The Oppenheimers welcomed their daughter Toni in December 1944, in the seven-room hospital at Los Alamos dubbed RFD, for “rural free delivery.” Security procedures required that the birthplace on the birth certificates be marked just “P.O. Box 1663.”

Ellen Bradbury Reid’s childhood games revolved around the secrets of Los Alamos, whether inventing weapons or meeting with spies. She remembered trying to lure lizards into campfires in the hope of turning one into a dinosaur—the ultimate weapon that would keep her father in his job in the high-explosives division. He had mentioned that he was building a bomb, and she was worried about him because bombs had already been invented.

When at last a lizard ran into the fire, she fled to find a ranger. “I was terrified it would work, and I realized it was going to eat my family first!”

The Lovers

In June 1943, not long after Robert Oppenheimer, his wife Kitty, and their toddler son moved to Los Alamos, Oppenheimer flew to San Francisco to visit his old flame Jean Tatlock once more. They had late drinks and dinner, and then he spent the night in her apartment while intelligence officials waited outside—details that would emerge in federal security hearings a decade later that questioned Oppenheimer’s loyalty.

“I wasn’t supposed to say where we were going or anything,” Oppenheimer said, according to transcripts. “I felt that she had to see me. She was undergoing psychiatric treatment. She was extremely unhappy.”

The next morning, she took him to the airport, and he never saw her again. Half a year later, in January 1944, she was found dead in her apartment.

At the 1954 hearings that would eventually deprive Oppenheimer of his security clearance, federal prosecutor Roger Robb asked Oppenheimer why Tatlock had wanted to see him.

“Because she was still in love with me,” he said.

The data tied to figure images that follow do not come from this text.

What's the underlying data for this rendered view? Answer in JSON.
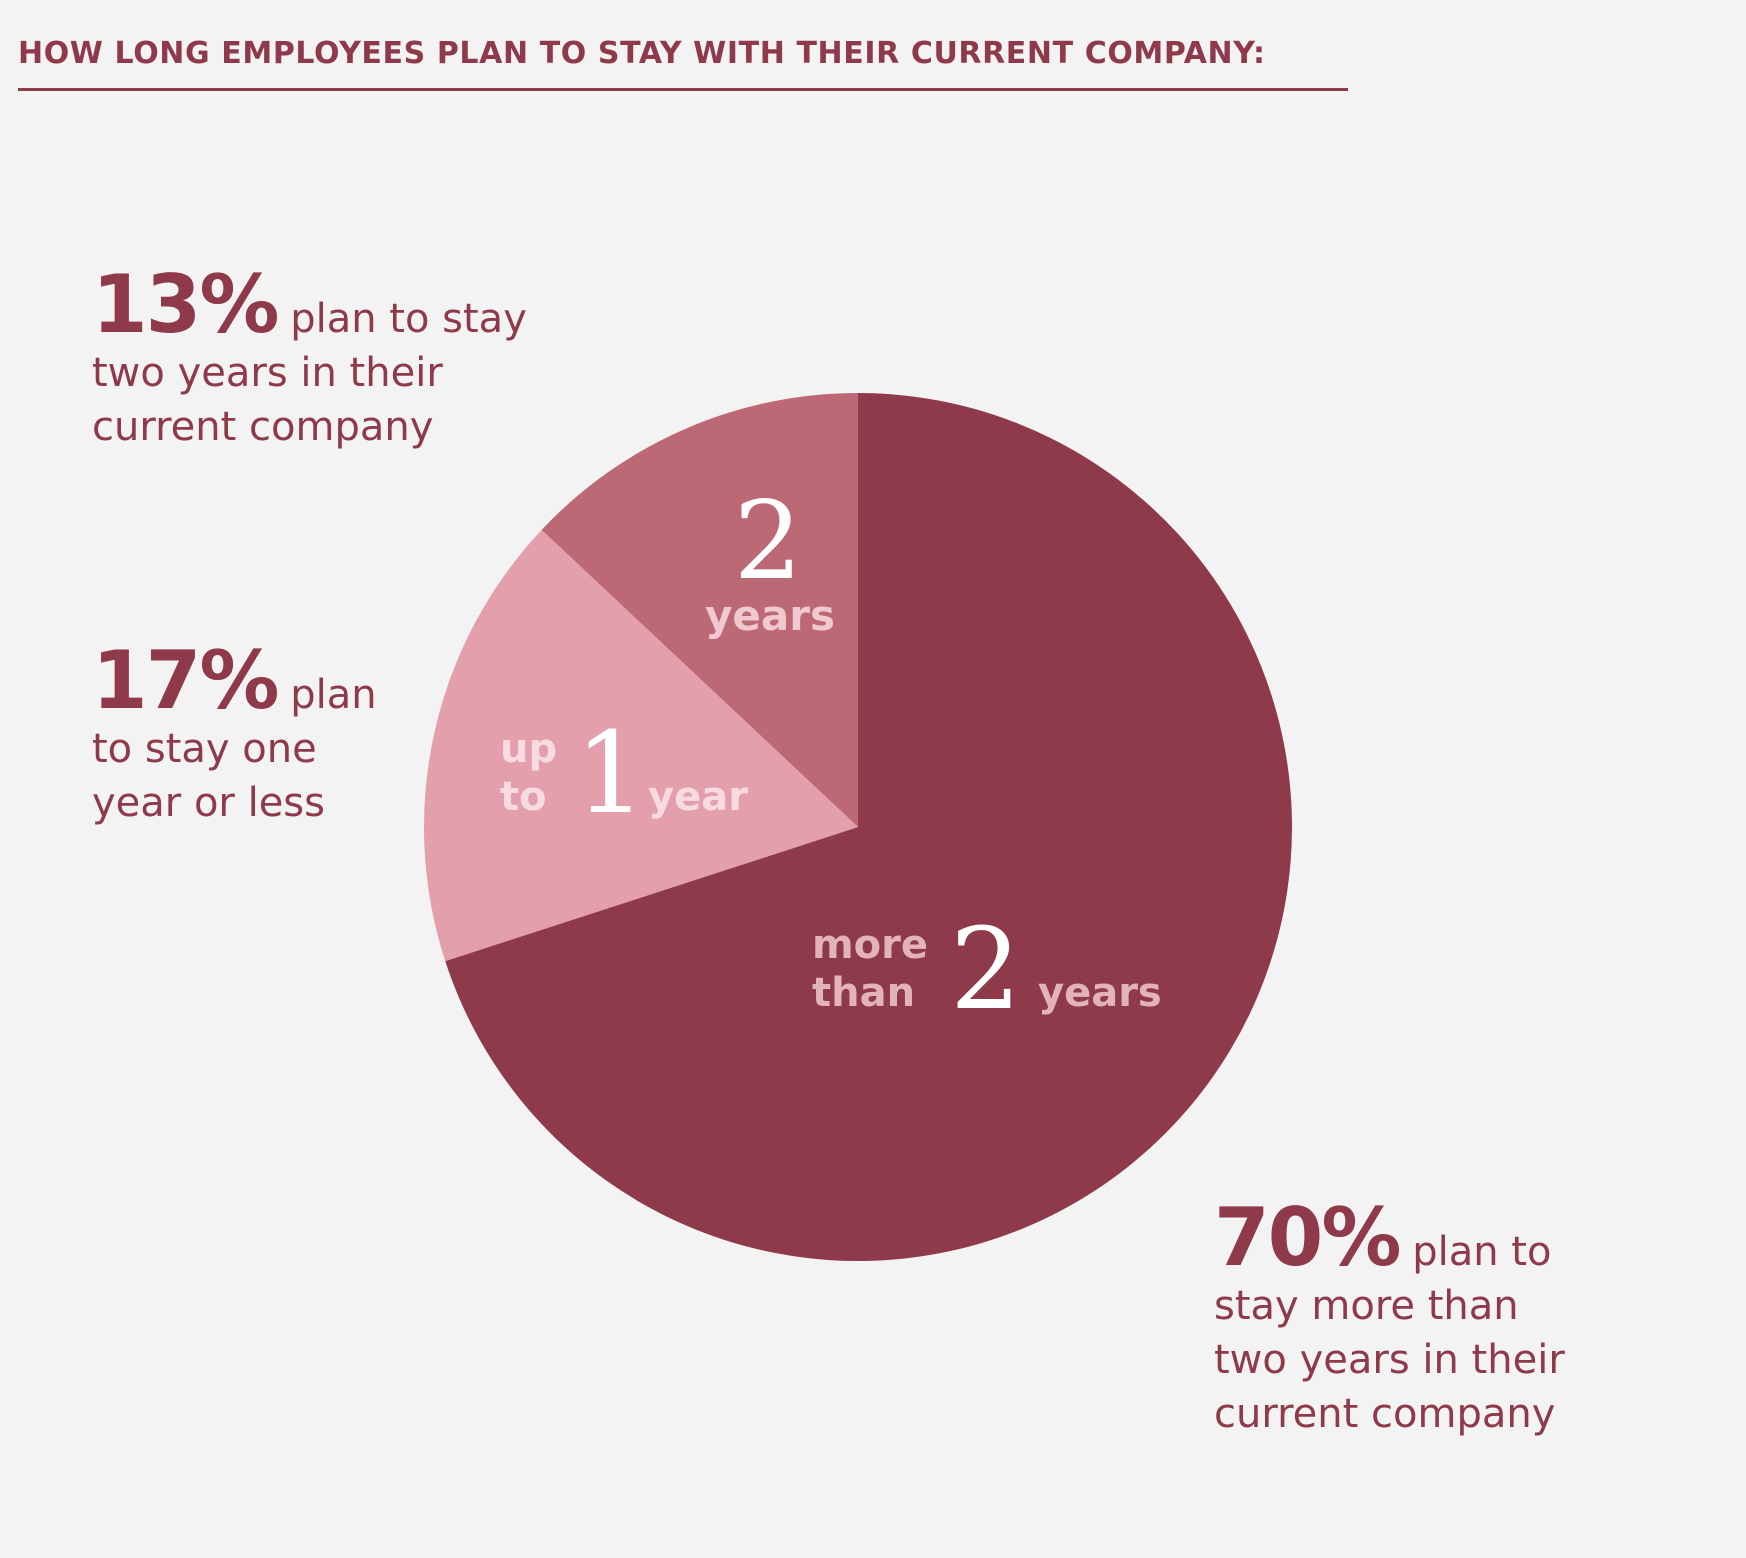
{
  "title": "HOW LONG EMPLOYEES PLAN TO STAY WITH THEIR CURRENT COMPANY:",
  "callouts": {
    "c13": {
      "pct": "13%",
      "lines": [
        "plan to stay",
        "two years in their",
        "current company"
      ]
    },
    "c17": {
      "pct": "17%",
      "lines": [
        "plan",
        "to stay one",
        "year or less"
      ]
    },
    "c70": {
      "pct": "70%",
      "lines": [
        "plan to",
        "stay more than",
        "two years in their",
        "current company"
      ]
    }
  },
  "chart_data": {
    "type": "pie",
    "slices": [
      {
        "key": "more_than_2_years",
        "value": 70,
        "color": "#8e3a4a",
        "label_small_1": "more",
        "label_small_2": "than",
        "label_number": "2",
        "label_unit": "years"
      },
      {
        "key": "up_to_1_year",
        "value": 17,
        "color": "#e3a0ac",
        "label_small_1": "up",
        "label_small_2": "to",
        "label_number": "1",
        "label_unit": "year"
      },
      {
        "key": "2_years",
        "value": 13,
        "color": "#bd6875",
        "label_number": "2",
        "label_unit": "years"
      }
    ]
  }
}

During the war or shortly after, Oppenheimer may have had other romantic entanglements. According to Atomic Love Story: The Extraordinary Women in Robert Oppenheimer’s Life, he adored psychologist Ruth Sherman Tolman, the wife of his close friend chemist Richard Tolman, a scientific adviser to the Manhattan Project. During the war, the Tolmans lived in Washington D.C., where Ruth Tolman worked for the War Production Board and later the Office of Strategic Services, predecessor to the Central Intelligence Agency.

Kai Bird and Martin Sherwin, authors of American Prometheus: The Triumph and Tragedy, contend that Oppenheimer had a “very caring and sweet affair” with Tolman. In their biography, they detail how Ruth Tolman wrote Oppenheimer with a scheme: He could pretend he had to meet someone at UCLA. They’d go away together for the day and return in time for a party that evening.

In another letter, Tolman wrote about their plans for a weekend escape to the beach. “Soon I shall see you. You and I both know how it will be.”

Oppenheimer wrote back, “Ruth, dear heart … I knew that I should find you full of courage and wisdom, but it is one thing to know it, and another to be close.”

Despite all, Oppenheimer and his wife remained together for the rest of their lives. In The Making of the Atomic Bomb, author Richard Rhodes describes Kitty Oppenheimer as a passionate woman who presented herself as someone who needed saving. “Robert jumped in like the white knight that he…wanted to be.”